Purtroppo non ancora a sufficienza. Penso all’e-commerce: appena il 40% delle aziende italiane ha un proprio sito Internet e solo 3 piccole e medie aziende su 10 utilizzano il commercio elettronico come canale di vendita e acquisto. L’open innovation potrebbe contribuire a migliorare la situazione.

Come parlamentari cosa intendete fare?
Nostro compito è intervenire per alimentare e sviluppare la legislazione vigente in materia di startup innovative, quella nata col Decreto Crescita 2.0 e incrementata con iniziative successive quali l’Investment Compact, che a marzo ha introdotto la categoria delle pmi innovative, o il Patent Box, decreto taglia-tasse per marchi e brevetti. Dobbiamo lavorare molto, anche al fianco di associazioni quali Confindustria Digitale, per favorire le agevolazioni fiscali, soprattutto sul credito d’imposta. Non azioni che interessino singole startup ma provvedimenti che siano in grado di riversarsi su tutta la filiera digitale.

Nella legge di stabilità, licenziata il 15 ottobre dal Consiglio dei ministri, è previsto un fisco ultraridotto per le startup. Ci può dire qualcosa di più?
È ancora prematuro parlarne. Si tratta di un documento contenente linee guida generali, che è stato inviato alla Commissione europea, la quale dovrà darci un feedback. Tuttavia sono convinta che qualcosa si farà. In alcune passate occasioni non mi sono trovata sempre d’accordo con il premier Matteo Renzi, per esempio, tanto per citare un caso recente, sull’innalzamento del tetto dei contanti da 1000 a 3000 euro. Ritengo che si debba incentivare la moneta elettronica e disincentivare quella fisica, nell’ambito di un più generale passaggio dall’analogico al digitale. Ciononostante Renzi è il primo presidente del Consiglio “digitale” e su questi argomenti ha già adottato provvedimenti concreti. Inoltre la legislazione italiana in tema di startup è avanzata. Sono convinta che ci saranno ulteriori evoluzioni.

Norme concrete in vista?
Se non dovessero essere presenti nel documento relativo alla Legge di Stabilità che arriverà in Commissione Bilancio, come parlamentari del Gruppo Innovazione presenteremo degli emendamenti. Sgravi fiscali, soprattutto, ma, come dicevo, anche interventi per spingere verso l’open innovation. Perché questo è il futuro. Senza dimenticare il Mezzogiorno.
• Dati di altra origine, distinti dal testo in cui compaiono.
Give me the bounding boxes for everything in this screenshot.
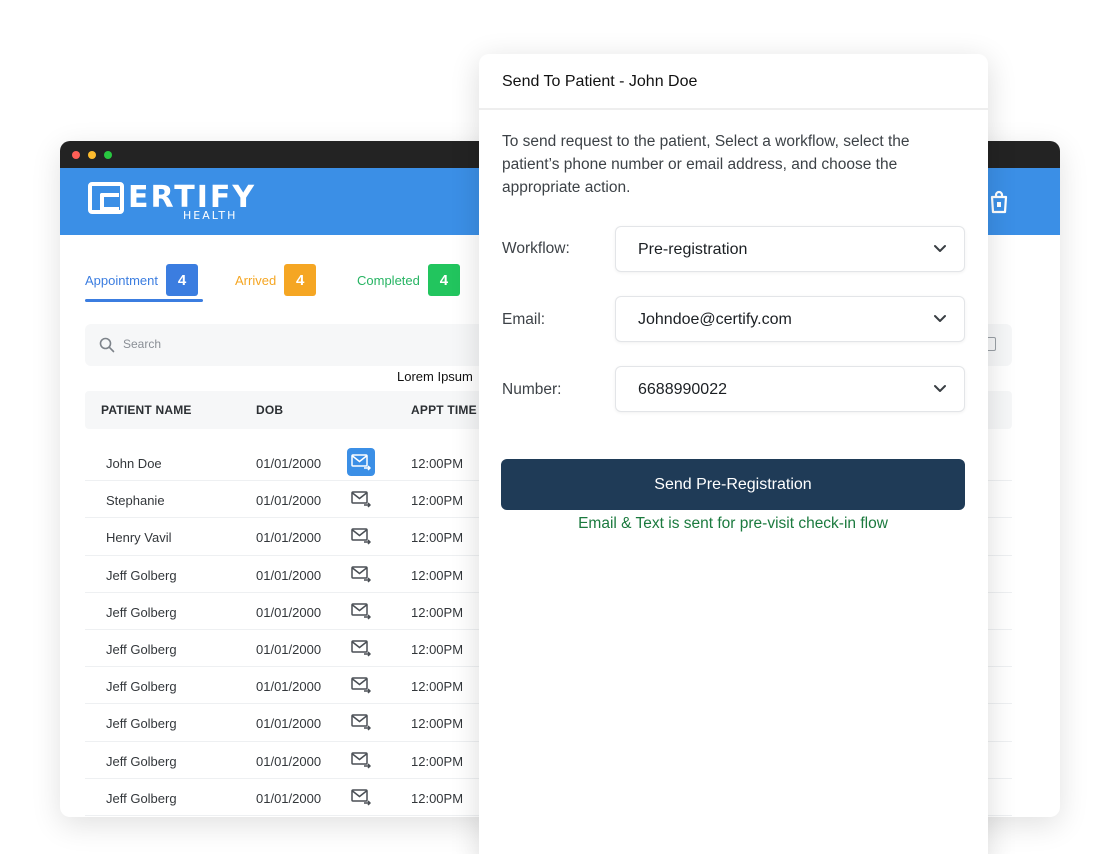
patient-name: Jeff Golberg: [106, 753, 177, 769]
number-select[interactable]: 6688990022: [615, 366, 965, 412]
email-select[interactable]: Johndoe@certify.com: [615, 296, 965, 342]
patient-dob: 01/01/2000: [256, 790, 322, 806]
active-tab-indicator: [85, 299, 203, 302]
patient-dob: 01/01/2000: [256, 604, 322, 620]
email-label: Email:: [502, 311, 546, 328]
maximize-window-dot[interactable]: [104, 151, 112, 159]
appointment-time: 12:00PM: [411, 530, 464, 546]
chevron-down-icon: [934, 245, 946, 252]
tab-completed-count: 4: [427, 264, 460, 296]
appointment-time: 12:00PM: [411, 716, 464, 732]
status-tabs: Appointment 4 Arrived 4 Completed 4: [85, 263, 525, 303]
appointment-time: 12:00PM: [411, 753, 464, 769]
mail-send-icon: [351, 528, 371, 545]
appointment-time: 12:00PM: [411, 604, 464, 620]
tab-appointment-label: Appointment: [85, 272, 158, 288]
patient-dob: 01/01/2000: [256, 753, 322, 769]
patient-dob: 01/01/2000: [256, 716, 322, 732]
panel-divider: [479, 108, 988, 110]
patient-name: Jeff Golberg: [106, 604, 177, 620]
tab-completed-label: Completed: [357, 272, 420, 288]
number-value: 6688990022: [638, 381, 727, 398]
appointment-time: 12:00PM: [411, 790, 464, 806]
mail-send-icon: [351, 714, 371, 731]
mail-send-icon: [351, 751, 371, 769]
certify-logo: ERTIFY HEALTH: [88, 180, 288, 224]
email-value: Johndoe@certify.com: [638, 311, 792, 328]
patient-dob: 01/01/2000: [256, 493, 322, 509]
tab-appointment[interactable]: Appointment 4: [85, 263, 198, 297]
patient-name: Jeff Golberg: [106, 641, 177, 657]
column-header-appt-time[interactable]: APPT TIME: [411, 403, 477, 417]
send-message-button[interactable]: [347, 448, 375, 476]
send-message-button[interactable]: [347, 783, 375, 811]
search-icon: [99, 337, 115, 353]
mail-send-icon: [351, 640, 371, 657]
mail-send-icon: [351, 565, 371, 583]
column-header-dob[interactable]: DOB: [256, 403, 283, 417]
mail-send-icon: [351, 491, 371, 508]
chevron-down-icon: [934, 385, 946, 392]
logo-subtitle: HEALTH: [183, 209, 238, 222]
patient-dob: 01/01/2000: [256, 456, 322, 471]
appointment-time: 12:00PM: [411, 456, 464, 471]
search-placeholder: Search: [123, 337, 162, 351]
mail-send-icon: [351, 788, 371, 806]
patient-name: Stephanie: [106, 493, 165, 509]
workflow-select[interactable]: Pre-registration: [615, 226, 965, 272]
mail-send-icon: [351, 454, 371, 471]
workflow-value: Pre-registration: [638, 241, 748, 258]
send-message-button[interactable]: [347, 671, 375, 699]
tab-arrived-label: Arrived: [235, 272, 277, 288]
appointment-time: 12:00PM: [411, 641, 464, 657]
appointment-time: 12:00PM: [411, 679, 464, 695]
close-window-dot[interactable]: [72, 151, 80, 159]
appointment-time: 12:00PM: [411, 567, 464, 583]
tab-arrived[interactable]: Arrived 4: [235, 263, 317, 297]
send-message-button[interactable]: [347, 634, 375, 662]
send-message-button[interactable]: [347, 485, 375, 513]
patient-name: Jeff Golberg: [106, 790, 177, 806]
appointment-time: 12:00PM: [411, 493, 464, 509]
panel-description: To send request to the patient, Select a…: [502, 133, 910, 196]
tooltip-text: Lorem Ipsum: [397, 369, 473, 384]
patient-name: Jeff Golberg: [106, 716, 177, 732]
patient-name: Henry Vavil: [106, 530, 172, 546]
patient-name: Jeff Golberg: [106, 567, 177, 583]
send-message-button[interactable]: [347, 708, 375, 736]
bag-icon[interactable]: [989, 190, 1009, 214]
chevron-down-icon: [934, 315, 946, 322]
send-message-button[interactable]: [347, 597, 375, 625]
tab-arrived-count: 4: [284, 264, 317, 296]
workflow-label: Workflow:: [502, 240, 570, 257]
column-header-patient-name[interactable]: PATIENT NAME: [101, 403, 192, 417]
send-message-button[interactable]: [347, 560, 375, 588]
patient-dob: 01/01/2000: [256, 679, 322, 695]
patient-dob: 01/01/2000: [256, 567, 322, 583]
send-message-button[interactable]: [347, 746, 375, 774]
send-pre-registration-button[interactable]: Send Pre-Registration: [501, 459, 965, 510]
send-message-button[interactable]: [347, 522, 375, 550]
panel-title: Send To Patient - John Doe: [502, 73, 698, 90]
logo-c-mark: [88, 182, 124, 214]
patient-dob: 01/01/2000: [256, 641, 322, 657]
mail-send-icon: [351, 677, 371, 694]
number-label: Number:: [502, 381, 562, 398]
tab-appointment-count: 4: [166, 264, 198, 296]
patient-name: Jeff Golberg: [106, 679, 177, 695]
status-message: Email & Text is sent for pre-visit check…: [578, 515, 888, 532]
patient-dob: 01/01/2000: [256, 530, 322, 546]
patient-name: John Doe: [106, 456, 162, 471]
mail-send-icon: [351, 603, 371, 620]
minimize-window-dot[interactable]: [88, 151, 96, 159]
tab-completed[interactable]: Completed 4: [357, 263, 460, 297]
send-to-patient-panel: Send To Patient - John Doe To send reque…: [479, 54, 988, 854]
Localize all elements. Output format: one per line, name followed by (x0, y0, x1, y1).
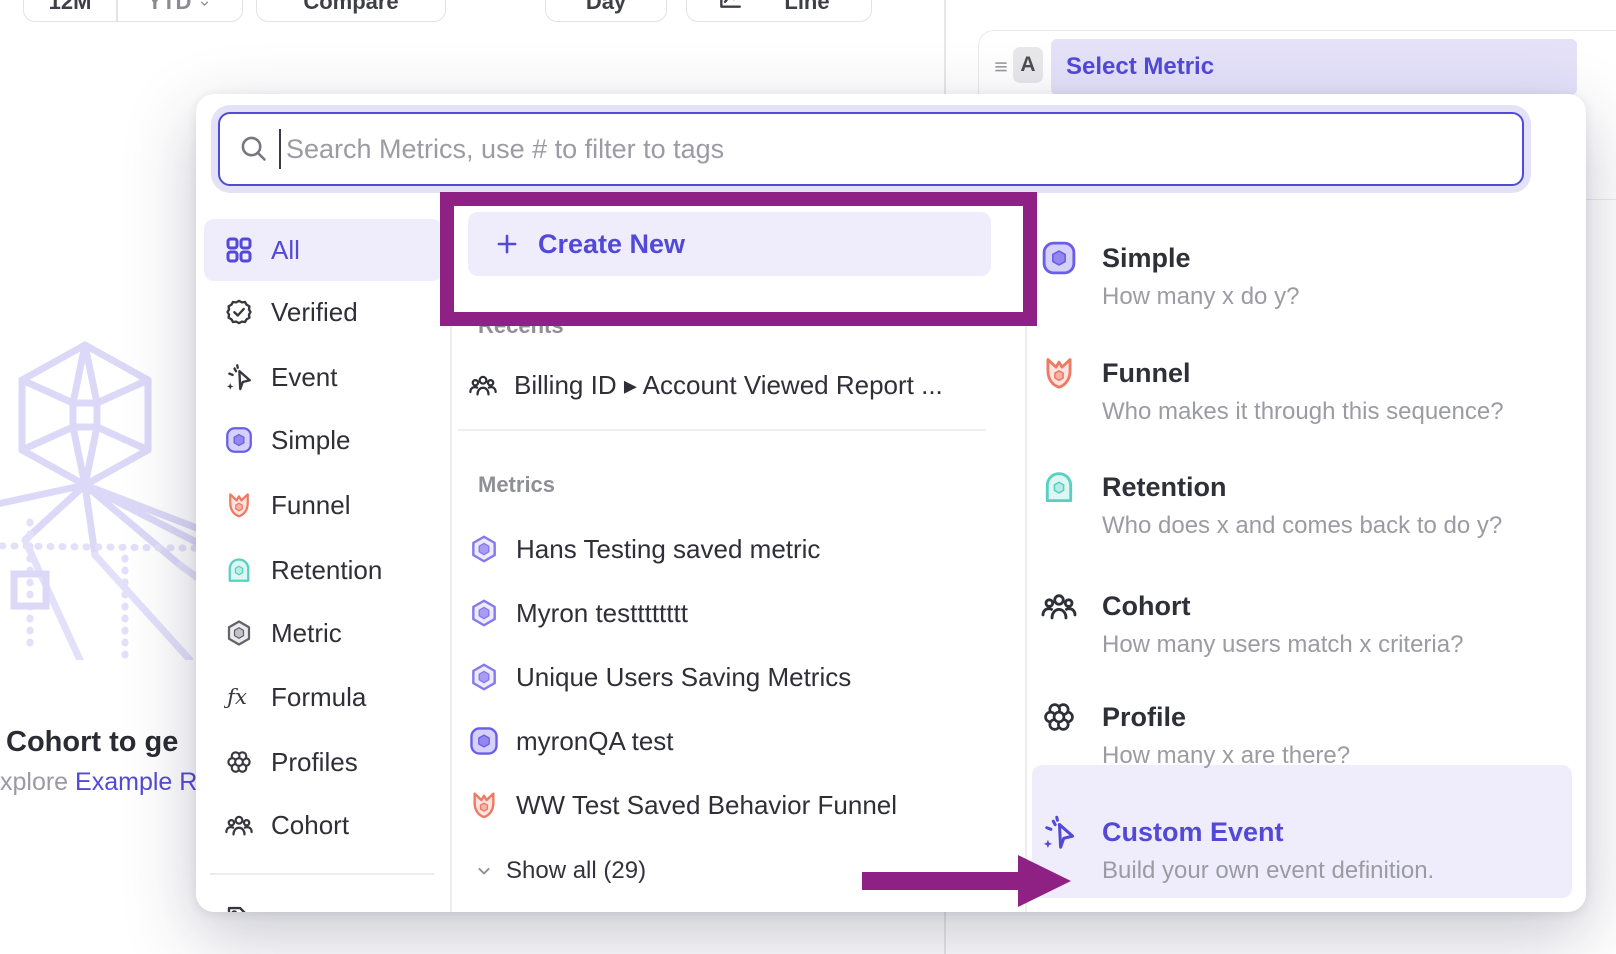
show-all-button[interactable]: Show all (29) (474, 848, 646, 894)
empty-state-headline-fragment: Cohort to ge (6, 726, 178, 759)
custom-event-row[interactable]: Custom Event Build your own event defini… (1040, 812, 1560, 890)
screen: 12M YTD Compare Day Line Cohort to ge xp… (0, 0, 1616, 954)
sidebar-item-simple[interactable]: Simple (204, 409, 442, 471)
sidebar-item-metric[interactable]: Metric (204, 602, 442, 664)
retention-icon (1040, 468, 1078, 506)
chevron-down-icon (474, 861, 494, 881)
sidebar-item-funnel[interactable]: Funnel (204, 474, 442, 536)
sidebar-item-verified[interactable]: Verified (204, 281, 442, 343)
verified-badge-icon (224, 297, 254, 327)
empty-state-subtext: xplore Example R (0, 768, 197, 797)
chevron-down-icon (198, 0, 211, 10)
text-caret (279, 129, 281, 169)
funnel-icon (468, 789, 500, 821)
metric-list-item[interactable]: myronQA test (468, 711, 988, 771)
sidebar-item-event[interactable]: Event (204, 346, 442, 408)
drag-handle-icon[interactable] (991, 56, 1011, 76)
event-cursor-icon (224, 362, 254, 392)
simple-metric-icon (468, 725, 500, 757)
date-range-segmented-control[interactable]: 12M YTD (23, 0, 243, 22)
metric-list-item[interactable]: Myron testttttttt (468, 583, 988, 643)
custom-event-icon (1040, 813, 1078, 851)
type-row-profile[interactable]: Profile How many x are there? (1040, 697, 1560, 775)
type-row-retention[interactable]: Retention Who does x and comes back to d… (1040, 467, 1560, 545)
metric-hexagon-purple-icon (468, 597, 500, 629)
sidebar-divider (210, 873, 434, 875)
section-divider (458, 429, 986, 431)
chart-type-line-button[interactable]: Line (686, 0, 872, 22)
metric-hexagon-purple-icon (468, 533, 500, 565)
recent-item-billing[interactable]: Billing ID ▸ Account Viewed Report ... (468, 355, 988, 415)
cohort-people-icon (224, 810, 254, 840)
retention-icon (224, 555, 254, 585)
granularity-day-button[interactable]: Day (545, 0, 667, 22)
profiles-flower-icon (1040, 698, 1078, 736)
metric-list-item[interactable]: WW Test Saved Behavior Funnel (468, 775, 988, 835)
metrics-heading: Metrics (478, 472, 555, 498)
annotation-arrow-head (1018, 855, 1071, 907)
annotation-arrow-shaft (862, 872, 1019, 890)
series-badge: A (1013, 47, 1043, 83)
sidebar-item-formula[interactable]: Formula (204, 666, 442, 728)
formula-icon (224, 682, 254, 712)
tag-icon (224, 904, 254, 912)
cohort-people-icon (468, 370, 498, 400)
sidebar-item-tags-partial[interactable] (204, 888, 442, 912)
range-12m-button[interactable]: 12M (24, 0, 116, 15)
sidebar-item-cohort[interactable]: Cohort (204, 794, 442, 856)
metric-list-item[interactable]: Unique Users Saving Metrics (468, 647, 988, 707)
simple-metric-icon (1040, 239, 1078, 277)
search-field-wrap (218, 112, 1524, 186)
funnel-icon (224, 490, 254, 520)
funnel-icon (1040, 354, 1078, 392)
compare-button[interactable]: Compare (256, 0, 446, 22)
search-input[interactable] (218, 112, 1524, 186)
sidebar-item-profiles[interactable]: Profiles (204, 731, 442, 793)
type-row-cohort[interactable]: Cohort How many users match x criteria? (1040, 586, 1560, 664)
metric-hexagon-purple-icon (468, 661, 500, 693)
sidebar-item-all[interactable]: All (204, 219, 442, 281)
metric-list-item[interactable]: Hans Testing saved metric (468, 519, 988, 579)
type-row-funnel[interactable]: Funnel Who makes it through this sequenc… (1040, 353, 1560, 431)
cohort-people-icon (1040, 587, 1078, 625)
annotation-highlight-box (440, 192, 1037, 326)
sidebar-item-retention[interactable]: Retention (204, 539, 442, 601)
profiles-flower-icon (224, 747, 254, 777)
search-icon (238, 133, 269, 164)
type-row-simple[interactable]: Simple How many x do y? (1040, 238, 1560, 316)
range-ytd-button[interactable]: YTD (116, 0, 242, 15)
simple-metric-icon (224, 425, 254, 455)
example-reports-link[interactable]: Example R (75, 768, 197, 796)
select-metric-pill[interactable]: Select Metric (1051, 39, 1577, 95)
grid-icon (224, 235, 254, 265)
metric-hexagon-icon (224, 618, 254, 648)
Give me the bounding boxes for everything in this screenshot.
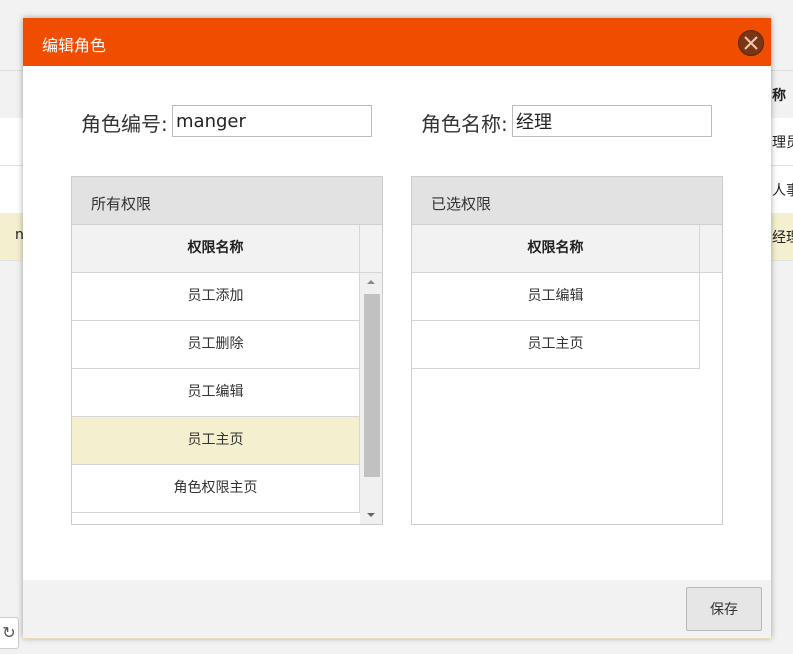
list-item[interactable]: 角色权限主页 xyxy=(72,465,360,513)
selected-permissions-list: 员工编辑 员工主页 xyxy=(412,273,700,369)
permission-name-column-header[interactable]: 权限名称 xyxy=(72,225,360,273)
edit-role-dialog: 编辑角色 角色编号: 角色名称: 所有权限 权限名称 员工添加 员工删除 员工编… xyxy=(23,18,771,639)
save-button[interactable]: 保存 xyxy=(686,587,762,631)
list-item-selected[interactable]: 员工主页 xyxy=(72,417,360,465)
all-permissions-list: 员工添加 员工删除 员工编辑 员工主页 角色权限主页 xyxy=(72,273,360,513)
role-name-label: 角色名称: xyxy=(421,112,508,136)
refresh-icon[interactable]: ↻ xyxy=(0,617,19,649)
role-id-input[interactable] xyxy=(172,105,372,137)
bg-header-cell: 称 xyxy=(772,88,786,104)
close-icon[interactable] xyxy=(738,30,764,56)
bg-cell: 理员 xyxy=(772,135,793,151)
permission-name-column-header[interactable]: 权限名称 xyxy=(412,225,700,273)
all-permissions-panel: 所有权限 权限名称 员工添加 员工删除 员工编辑 员工主页 角色权限主页 xyxy=(71,176,383,525)
selected-permissions-panel: 已选权限 权限名称 员工编辑 员工主页 xyxy=(411,176,723,525)
list-item[interactable]: 员工主页 xyxy=(412,321,700,369)
all-permissions-title: 所有权限 xyxy=(72,177,382,225)
bg-cell: 人事 xyxy=(772,183,793,199)
dialog-title: 编辑角色 xyxy=(42,36,107,55)
header-scroll-pad xyxy=(360,225,382,273)
list-item[interactable]: 员工删除 xyxy=(72,321,360,369)
role-id-label: 角色编号: xyxy=(81,112,168,136)
scroll-thumb[interactable] xyxy=(364,294,380,477)
dialog-footer: 保存 xyxy=(23,580,771,639)
scroll-up-arrow-icon[interactable] xyxy=(360,273,382,291)
role-name-input[interactable] xyxy=(512,105,712,137)
scroll-down-arrow-icon[interactable] xyxy=(360,506,382,524)
list-item[interactable]: 员工编辑 xyxy=(72,369,360,417)
header-scroll-pad xyxy=(700,225,722,273)
selected-permissions-title: 已选权限 xyxy=(412,177,722,225)
dialog-header: 编辑角色 xyxy=(23,18,771,66)
bg-cell: 经理 xyxy=(772,230,793,246)
vertical-scrollbar[interactable] xyxy=(360,273,382,524)
list-item[interactable]: 员工添加 xyxy=(72,273,360,321)
list-item[interactable]: 员工编辑 xyxy=(412,273,700,321)
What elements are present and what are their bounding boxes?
Le startup, attualmente, sono più numerose al Nord.
È vero, la Lombardia si conferma quale regione che ospita il numero maggiore di startup innovative: 1.018, pari al 21,6% del totale. La prima regione del Sud è la Campania, con 276 neo imprese, pari al 5,8%: è comunque la settimana nella lista. E anche la Calabria, la mia regione, non è messa malissimo: ha 109 startup, più della Liguria e dell’Umbria. Io dico che il Sud potrebbe diventare avamposto dell’open innovation partendo dal presupposto che ormai la filiera non è più un discorso fisico: si può innovare ovunque. Senza dimenticare che il Mezzogiorno ha più fondi europei da spendere rispetto al Nord. Fondi che non possono e non devono essere utilizzati solo per le città e le aziende meridionali, ma per contribuire a creare un sistema Paese.